ミカコ:ナナもやったほうがいいんじゃない?

ナナ:なんで私まで!?

ユキノ:浮気されてないのに。

ナナ:そうだよ!

ナナは笑いながらグラスを持ち上げた。

ナナ:でも私はやっぱり、友達が浮気されて泣いてたらさ。

ナナ:そんな分析とか全部あと。

ナナ:最初は一緒に「ふざけんな!」って怒ると思う。

ミカコ:ナナはそれでいいんじゃない。

ナナ:お。

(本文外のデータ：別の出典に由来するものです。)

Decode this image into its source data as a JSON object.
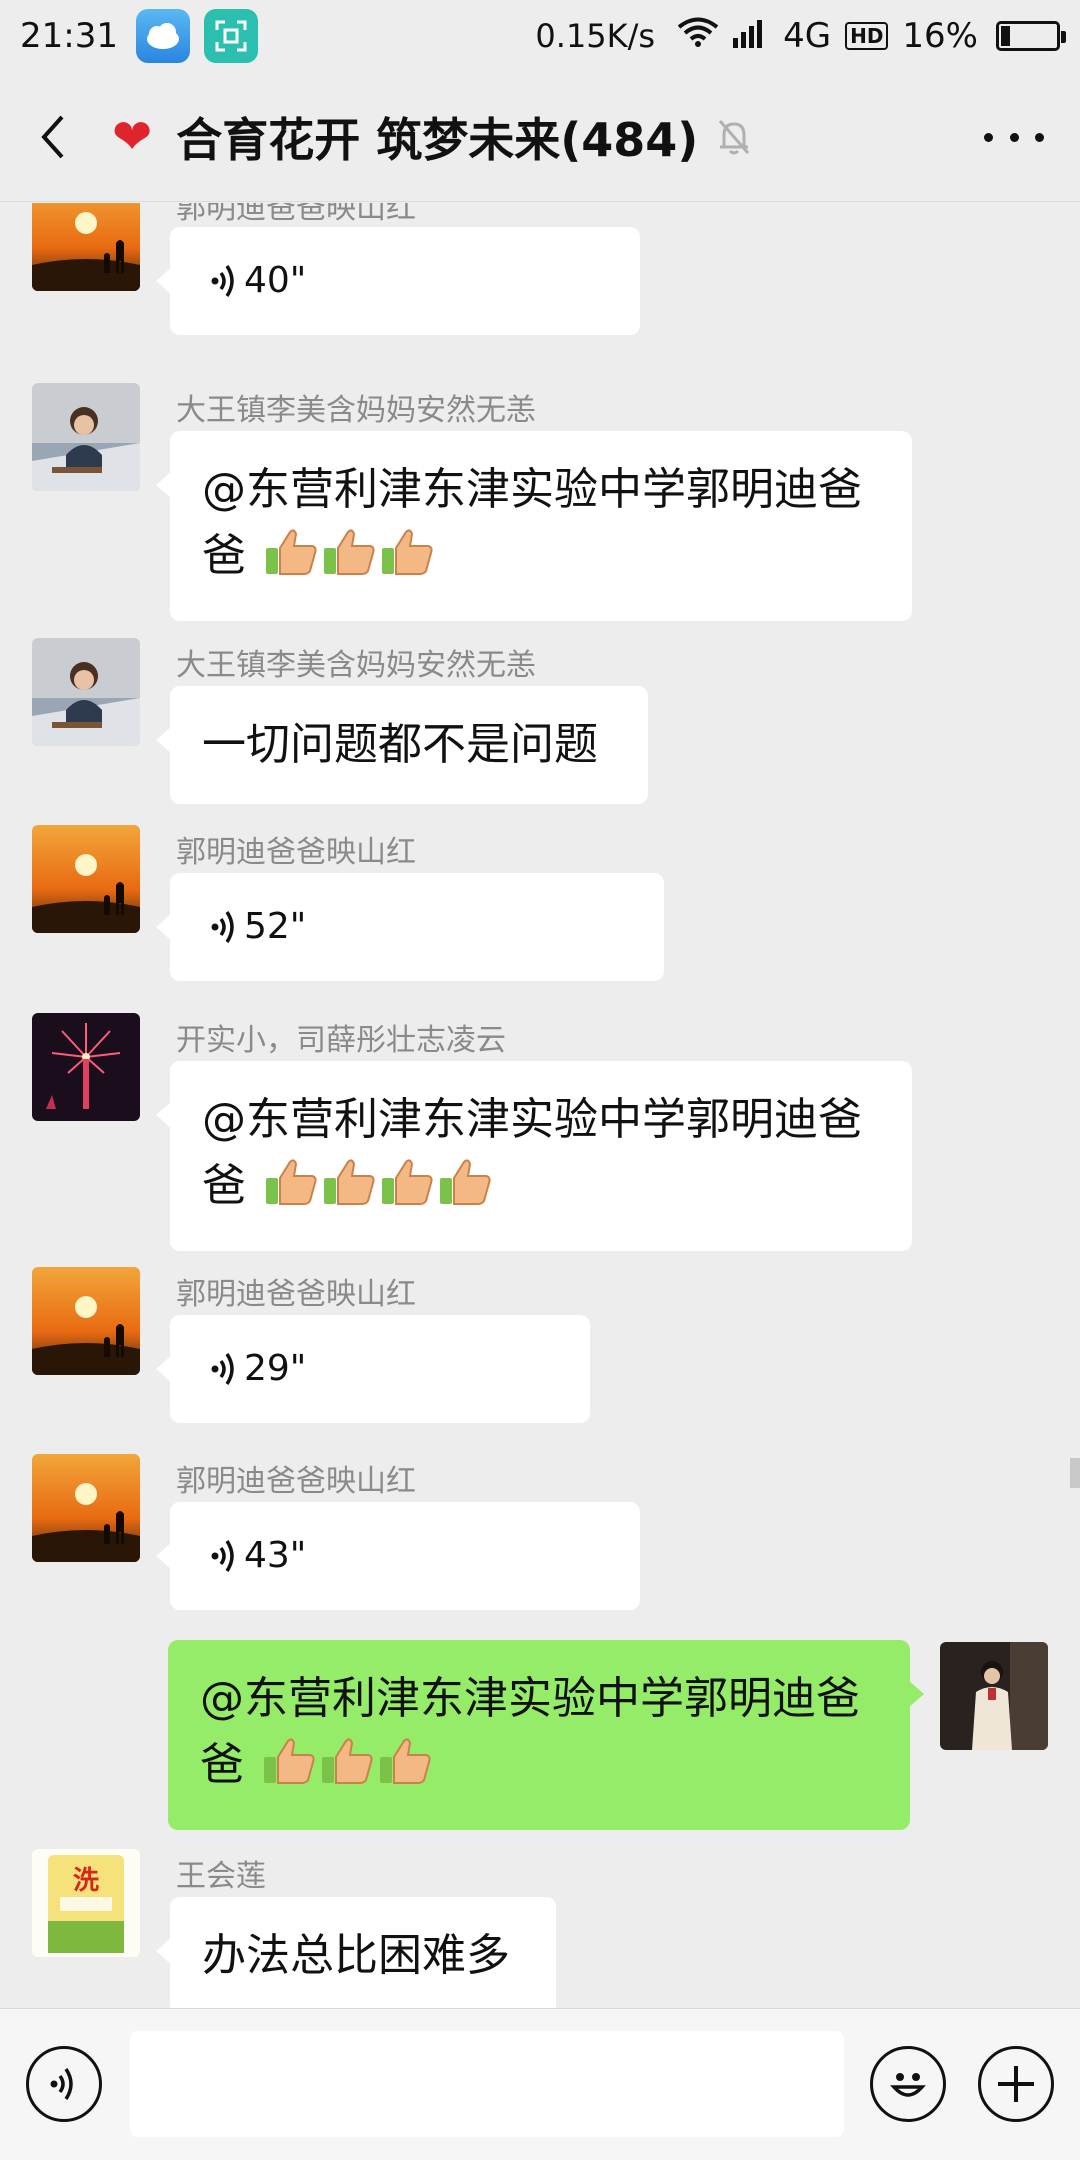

認めた。

ミカコ:その代わり、三回目くらいになったら私のところに連れてきて。

ナナ:何するの?

ミカコ:反省会。

ナナ:怖いって。

ユキノ:じゃあ私は、その間くらいにいようかな。

ナナ:やっぱユキノが一番安心する。

ミカコ:私も別に危険人物じゃないんだけど。

ナナ:恋愛反省会の講師みたいになってたよ。

ミカコ:受講料取ろうかしら。

ユキノ:おでん代くらいにしておきなさい。

三人が笑う。

そして、ナナがふと思いついたように言った。

ナナ:でもさ。

ナナ:好きになる前に、その人の頭の上に「過去の浮気回数」が表示されたら楽なのにね。

ミカコ:それなら私は「嘘をついた回数」も欲しい。

ナナ:あと元カノとの別れた理由。

ミカコ:借金。

ナナ:酒癖。

ミカコ:ギャンブル。

ユキノ:二人とも。

ユキノ:恋愛を中古車選びみたいにしないの。

ナナ:でも事故歴は知りたいじゃん。

ミカコ:それは知りたい。

ユキノ:もう乾杯しよ。

ユキノが苦笑しながらグラスを差し出す。

ナナとミカコも、それぞれのグラスを持ち上げた。

ナナ:じゃあ――次こそいい恋愛をする人に。

ミカコ:同じ失敗を繰り返さない冷静さに。

ユキノ:好きな人と、自分自身の両方を大切にできる恋愛に。

三つのグラスが、軽く重なる。

浮気されやすい人は、本当にいるのか。

結局、三人の答えが完全に同じになることはなかった。

それでも。

誰かに裏切られたことで、自分まで悪かったことにする必要はない。

そして次の恋をするときには、少しだけ自分の恋愛も振り返ってみる。

その二つは、きっと両立する。

そんなところに今夜は着地して――。

三人は最後に残ったこんにゃくを誰が食べるかで、また揉め始めた。